# I'm afraid of losing my best friend



## allycat27

Hi. So I'm knew here, and I think tonight I really need to get this all out and hopefully get some feedback.

I've had a really rough past couple of days, and my problem is that I am very paranoid of losing the friends I have. I don't have many, but I particularly afraid of losing my best friend.
My best friend is practically my sister. We've known each other for three years, and we've been close almost since the day we met. We talk every day, we joke and we're very very close. She knows me like the back of her hand and I know her just the same. 

I'm a very emotional person, and I'm also a worrier at times. I'm not quite sure where the line draws between normal human emotions, and when it gets irrational. I know both have happened, but I'm always so hard on myself I never know when I'm being irrational or when what I feel is completely fine. This is one of those instances. I always try to be perfect and i constantly apologize, and every time I make a little mistake by being overly emotional about a situation or maybe I snap at someone or say something rude and I feel overly guilty about it and cry, I'm afraid she's going to get sick of me doubting myself. And I've talked to her about this before, and I don't want to anymore because I know I make her feel bad, like I don't trust her. And I know that hurts her. I talked to her about it the other day, how I was sorry that I doubt myself or that I can be a handful, and all she said was that it was fine and not to worry about it. I over think a lot, and I feel terrible that I doubt her words. She told me in July she just wants me to be happy, and that she wouldn't let something like this tear our friendship. I'm just worried one day she'll get fed up.

I'm going to see someone to talk to in a couple weeks, I'm just not sure what I should do before then.
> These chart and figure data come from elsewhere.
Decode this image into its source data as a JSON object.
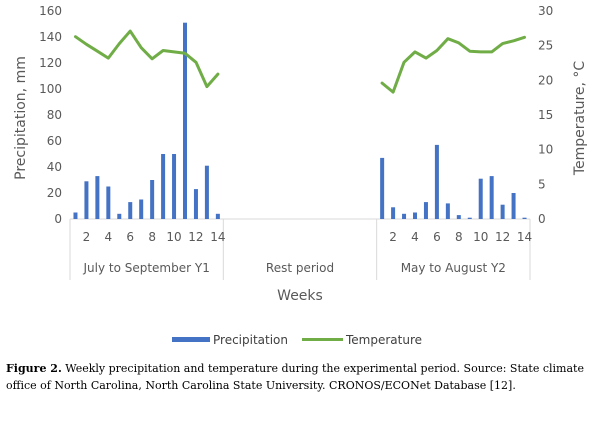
{
  "chart_data": {
    "type": "bar+line",
    "xlabel": "Weeks",
    "ylabel_left": "Precipitation, mm",
    "ylabel_right": "Temperature, °C",
    "ylim_left": [
      0,
      160
    ],
    "yticks_left": [
      0,
      20,
      40,
      60,
      80,
      100,
      120,
      140,
      160
    ],
    "ylim_right": [
      0,
      30
    ],
    "yticks_right": [
      0,
      5,
      10,
      15,
      20,
      25,
      30
    ],
    "grid": false,
    "legend_position": "bottom",
    "groups": [
      {
        "label": "July to September Y1",
        "weeks": [
          1,
          2,
          3,
          4,
          5,
          6,
          7,
          8,
          9,
          10,
          11,
          12,
          13,
          14
        ],
        "tick_labels": [
          "",
          "2",
          "",
          "4",
          "",
          "6",
          "",
          "8",
          "",
          "10",
          "",
          "12",
          "",
          "14"
        ],
        "precipitation": [
          5,
          29,
          33,
          25,
          4,
          13,
          15,
          30,
          50,
          50,
          151,
          23,
          41,
          4
        ],
        "temperature": [
          26.3,
          25.2,
          24.2,
          23.2,
          25.3,
          27.1,
          24.7,
          23.1,
          24.3,
          24.1,
          23.9,
          22.6,
          19.1,
          20.9
        ]
      },
      {
        "label": "Rest period",
        "weeks": [],
        "tick_labels": [],
        "precipitation": [],
        "temperature": []
      },
      {
        "label": "May to August Y2",
        "weeks": [
          1,
          2,
          3,
          4,
          5,
          6,
          7,
          8,
          9,
          10,
          11,
          12,
          13,
          14
        ],
        "tick_labels": [
          "",
          "2",
          "",
          "4",
          "",
          "6",
          "",
          "8",
          "",
          "10",
          "",
          "12",
          "",
          "14"
        ],
        "precipitation": [
          47,
          9,
          4,
          5,
          13,
          57,
          12,
          3,
          1,
          31,
          33,
          11,
          20,
          1
        ],
        "temperature": [
          19.6,
          18.3,
          22.6,
          24.1,
          23.2,
          24.3,
          26.0,
          25.4,
          24.2,
          24.1,
          24.1,
          25.3,
          25.7,
          26.2
        ]
      }
    ],
    "series": [
      {
        "name": "Precipitation",
        "kind": "bar",
        "axis": "left",
        "color": "#4472C4"
      },
      {
        "name": "Temperature",
        "kind": "line",
        "axis": "right",
        "color": "#70AD47"
      }
    ]
  },
  "caption": {
    "label": "Figure 2.",
    "text": " Weekly precipitation and temperature during the experimental period. Source: State climate office of North Carolina, North Carolina State University. CRONOS/ECONet Database [12]."
  }
}
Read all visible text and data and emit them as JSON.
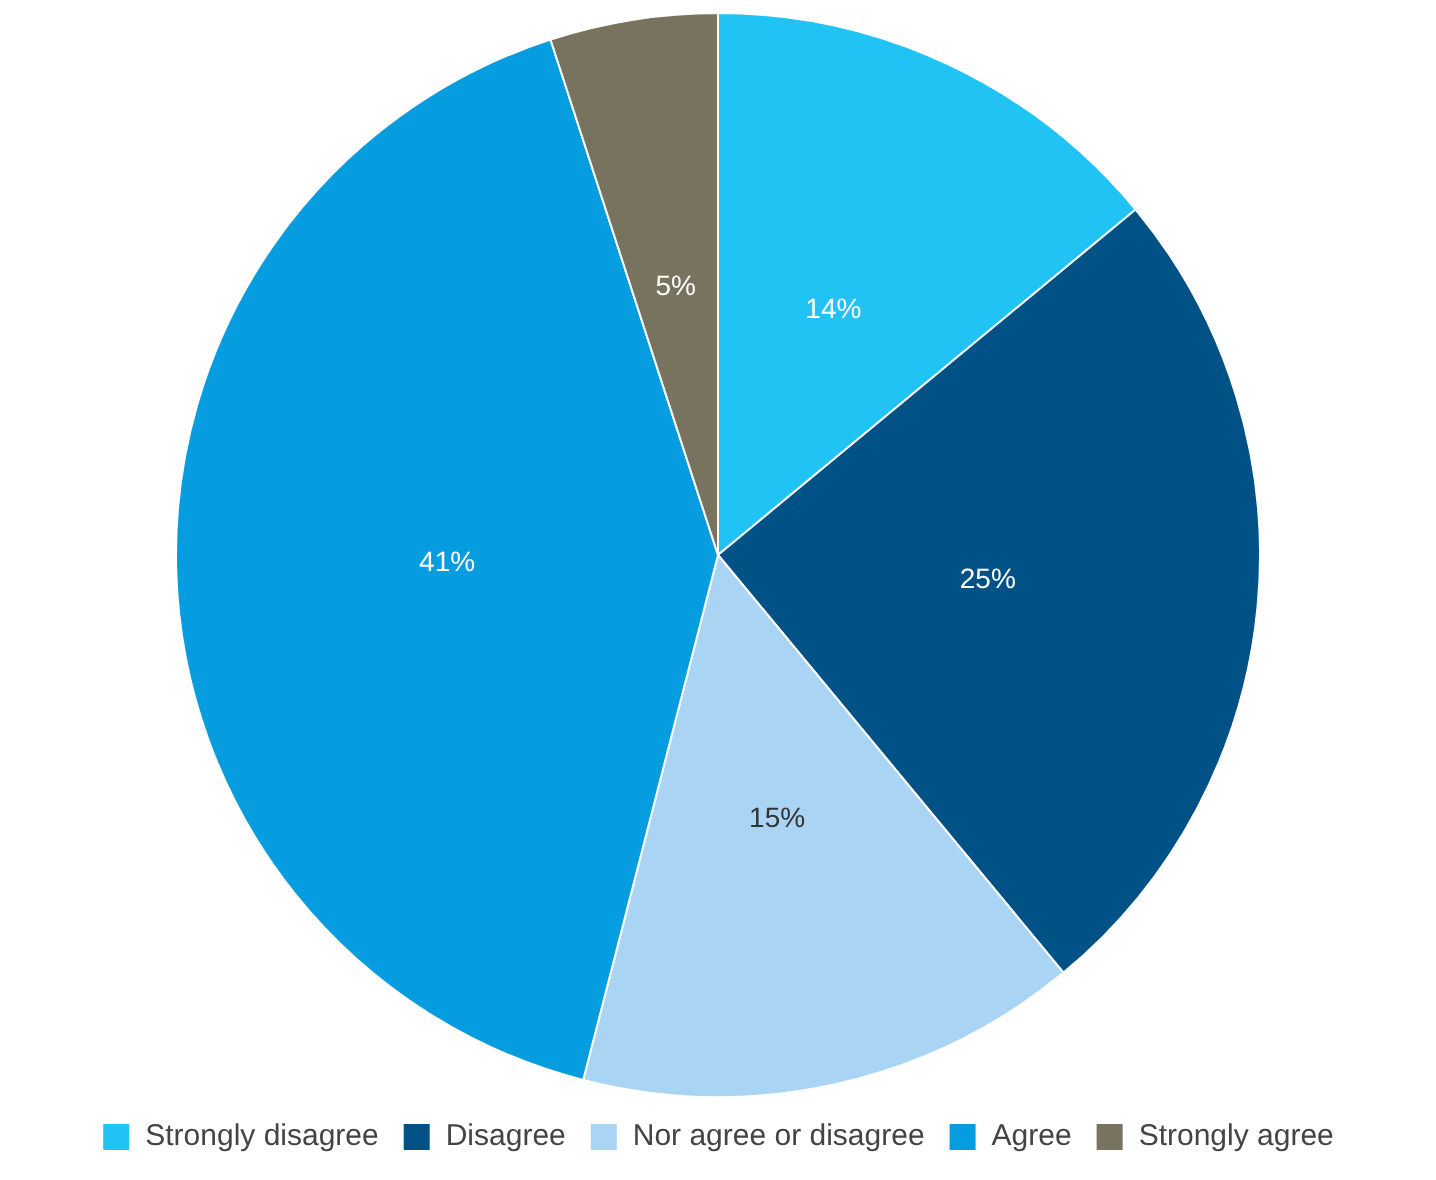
{
  "chart_data": {
    "type": "pie",
    "categories": [
      "Strongly disagree",
      "Disagree",
      "Nor agree or disagree",
      "Agree",
      "Strongly agree"
    ],
    "values": [
      14,
      25,
      15,
      41,
      5
    ],
    "colors": [
      "#20c3f3",
      "#005186",
      "#a9d4f4",
      "#069ce0",
      "#77735e"
    ],
    "value_labels": [
      "14%",
      "25%",
      "15%",
      "41%",
      "5%"
    ],
    "legend": "bottom"
  }
}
My friend suggested I start a journal and write the thoughts, which I started to do last night. I just want some sort of way to stop over thinking and worrying and trust other people's word, and not let past situations make me so worried.


----------



## Tinydancer20

From what you are saying, there really isn't any evidence that you will lose her. I think you just need to focus on calming your anxiety, it does seem
a bit irrational.


----------